Verbatim: Three Boys Porter. One of very-few good things about Christchurch, these guys make a lovely few brews, and the porter is an especially good way to end your evening.
Afterthoughts, October 2010: Firstly, I can’t believe I actually drank something else after the Skull Splitter. No wonder I didn’t actually write anything down for this one. I probably couldn’t. Secondly, damn the lighting in this pub used to be a lot uglier (he writes, as he sits at the bar after work and tinkers with his webthing).
But thirdly, the Porter Flood. The text on the label reads, in part:
Such was the popularity of porter in old England that legend has it townsfolk drowned when vats at a local brewery burst, flooding the streets.
Which always struck me as tosh. (And there is a lot of nonsense, in the historical ‘legends’ surrounding beer and brewing; we’ll get to a lot of those, eventually.) But I was delighted to discover that I had under-estimated the weirdness of the world. The porter flood actually happened, just a bit more than 196 years ago in London, when the maturing tank (a behemoth of a thing, at several hundred thousand litres) burst at the Horse Shoe Brewery. The ensuing carnage claimed a few lives, and a few buildings. It must’ve been insane.

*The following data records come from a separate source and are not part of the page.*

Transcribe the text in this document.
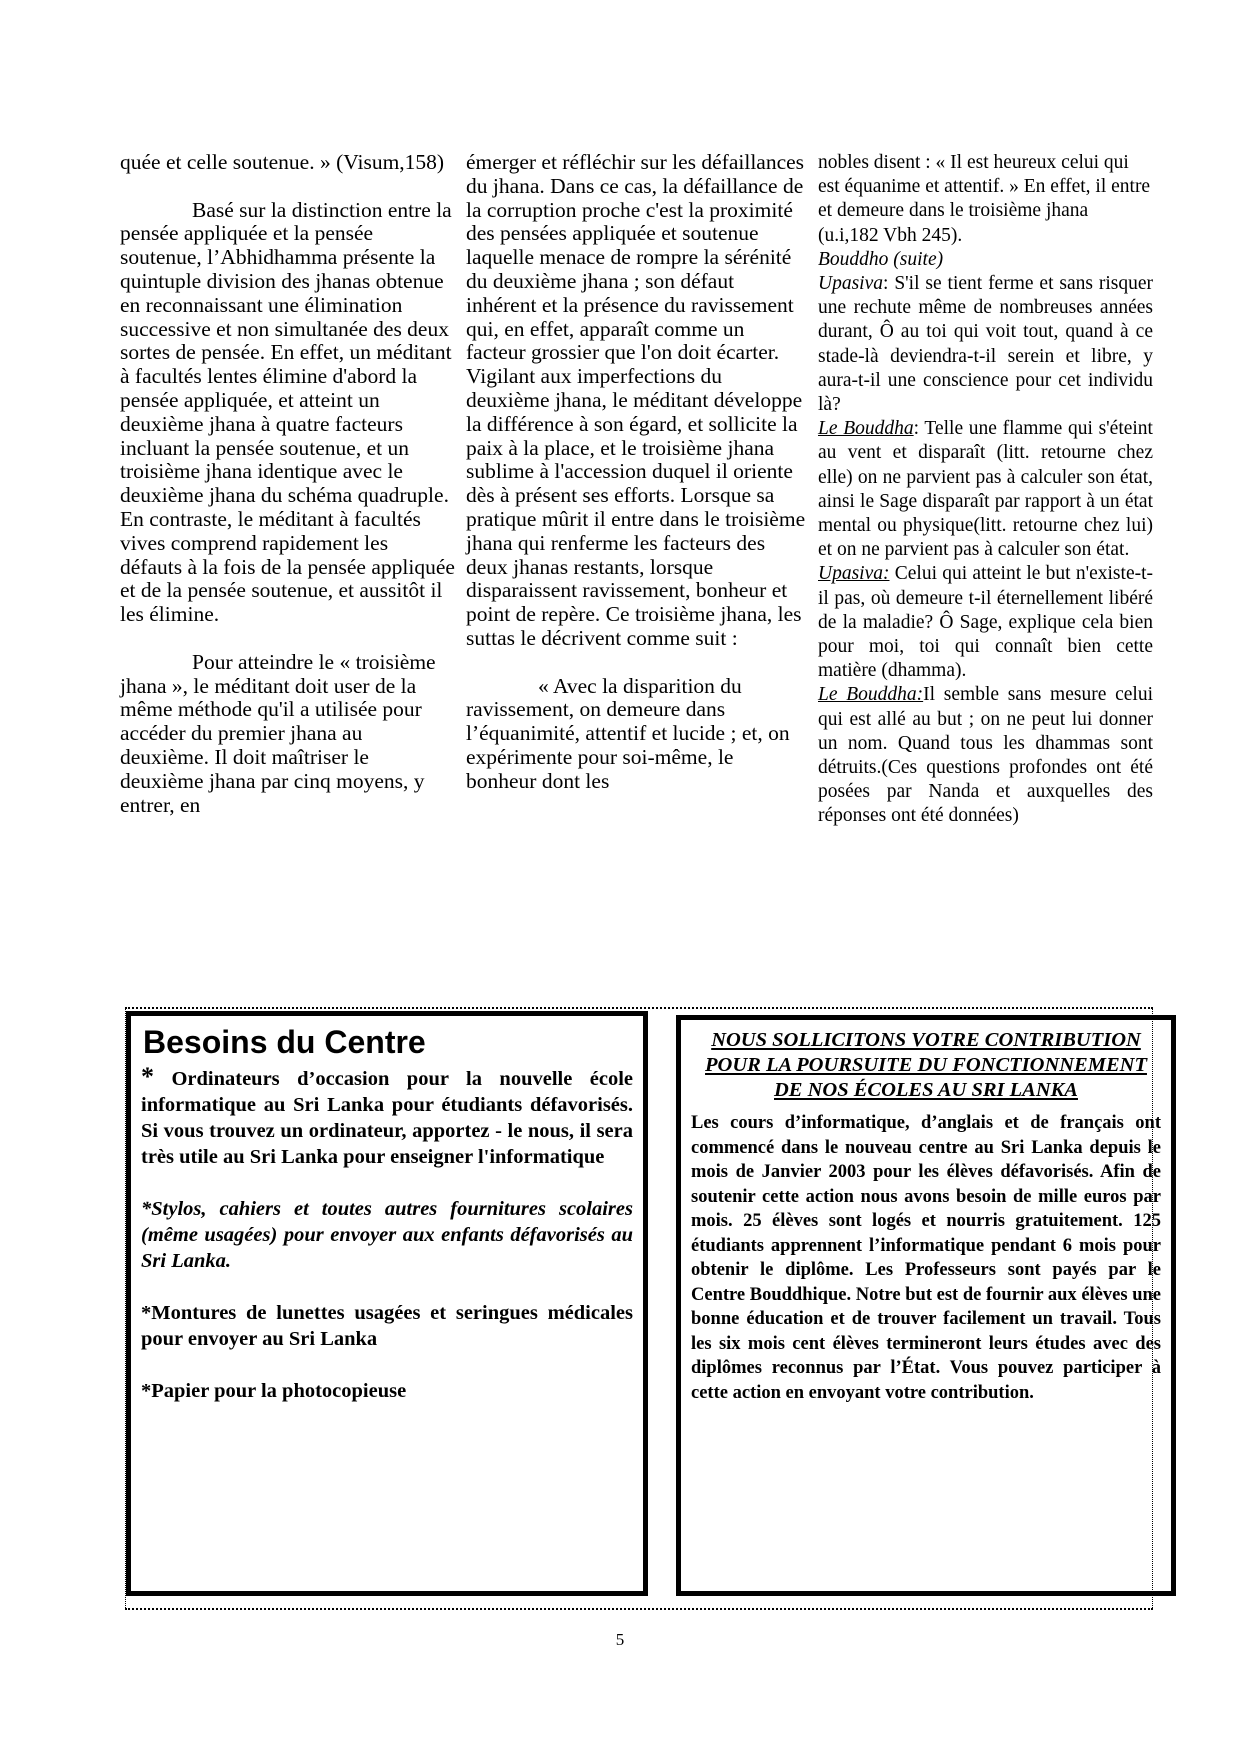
quée et celle soutenue. » (Visum,158)

Basé sur la distinction entre la pensée appliquée et la pensée soutenue, l’Abhidhamma présente la quintuple division des jhanas obtenue en reconnaissant une élimination successive et non simultanée des deux sortes de pensée. En effet, un méditant à facultés lentes élimine d'abord la pensée appliquée, et atteint un deuxième jhana à quatre facteurs incluant la pensée soutenue, et un troisième jhana identique avec le deuxième jhana du schéma quadruple. En contraste, le méditant à facultés vives comprend rapidement les défauts à la fois de la pensée appliquée et de la pensée soutenue, et aussitôt il les élimine.

Pour atteindre le « troisième jhana », le méditant doit user de la même méthode qu'il a utilisée pour accéder du premier jhana au deuxième. Il doit maîtriser le deuxième jhana par cinq moyens, y entrer, en

émerger et réfléchir sur les défaillances du jhana. Dans ce cas, la défaillance de la corruption proche c'est la proximité des pensées appliquée et soutenue laquelle menace de rompre la sérénité du deuxième jhana ; son défaut inhérent et la présence du ravissement qui, en effet, apparaît comme un facteur grossier que l'on doit écarter. Vigilant aux imperfections du deuxième jhana, le méditant développe la différence à son égard, et sollicite la paix à la place, et le troisième jhana sublime à l'accession duquel il oriente dès à présent ses efforts. Lorsque sa pratique mûrit il entre dans le troisième jhana qui renferme les facteurs des deux jhanas restants, lorsque disparaissent ravissement, bonheur et point de repère. Ce troisième jhana, les suttas le décrivent comme suit :

« Avec la disparition du ravissement, on demeure dans l’équanimité, attentif et lucide ; et, on expérimente pour soi-même, le bonheur dont les

nobles disent : « Il est heureux celui qui est équanime et attentif. » En effet, il entre et demeure dans le troisième jhana (u.i,182 Vbh 245).

Bouddho (suite)

Upasiva: S'il se tient ferme et sans risquer une rechute même de nombreuses années durant, Ô au toi qui voit tout, quand à ce stade-là deviendra-t-il serein et libre, y aura-t-il une conscience pour cet individu là?

Le Bouddha: Telle une flamme qui s'éteint au vent et disparaît (litt. retourne chez elle) on ne parvient pas à calculer son état, ainsi le Sage disparaît par rapport à un état mental ou physique(litt. retourne chez lui) et on ne parvient pas à calculer son état.

Upasiva: Celui qui atteint le but n'existe-t-il pas, où demeure t-il éternellement libéré de la maladie? Ô Sage, explique cela bien pour moi, toi qui connaît bien cette matière (dhamma).

Le Bouddha:Il semble sans mesure celui qui est allé au but ; on ne peut lui donner un nom. Quand tous les dhammas sont détruits.(Ces questions profondes ont été posées par Nanda et auxquelles des réponses ont été données)

Besoins du Centre

* Ordinateurs d’occasion pour la nouvelle école informatique au Sri Lanka pour étudiants défavorisés. Si vous trouvez un ordinateur, apportez - le nous, il sera très utile au Sri Lanka pour enseigner l'informatique

*Stylos, cahiers et toutes autres fournitures scolaires (même usagées) pour envoyer aux enfants défavorisés au Sri Lanka.

*Montures de lunettes usagées et seringues médicales pour envoyer au Sri Lanka

*Papier pour la photocopieuse

NOUS SOLLICITONS VOTRE CONTRIBUTION POUR LA POURSUITE DU FONCTIONNEMENT DE NOS ÉCOLES AU SRI LANKA

Les cours d’informatique, d’anglais et de français ont commencé dans le nouveau centre au Sri Lanka depuis le mois de Janvier 2003 pour les élèves défavorisés. Afin de soutenir cette action nous avons besoin de mille euros par mois. 25 élèves sont logés et nourris gratuitement. 125 étudiants apprennent l’informatique pendant 6 mois pour obtenir le diplôme. Les Professeurs sont payés par le Centre Bouddhique. Notre but est de fournir aux élèves une bonne éducation et de trouver facilement un travail. Tous les six mois cent élèves termineront leurs études avec des diplômes reconnus par l’État. Vous pouvez participer à cette action en envoyant votre contribution.

5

Since the anniversary (October 17) of the event happens to be so coincidentally close to the time when I’m writing this, a useful piece recently popped up in a local(ish) paper; it’s worth a read.
After-afterthoughts, still October, still 2010: I’ve stumbled upon an excellent beer blog, Zythophile, and found that the writer there has very nicely covered the story of the Flood, in a book of his and a follow-up posting. Even more worth a read.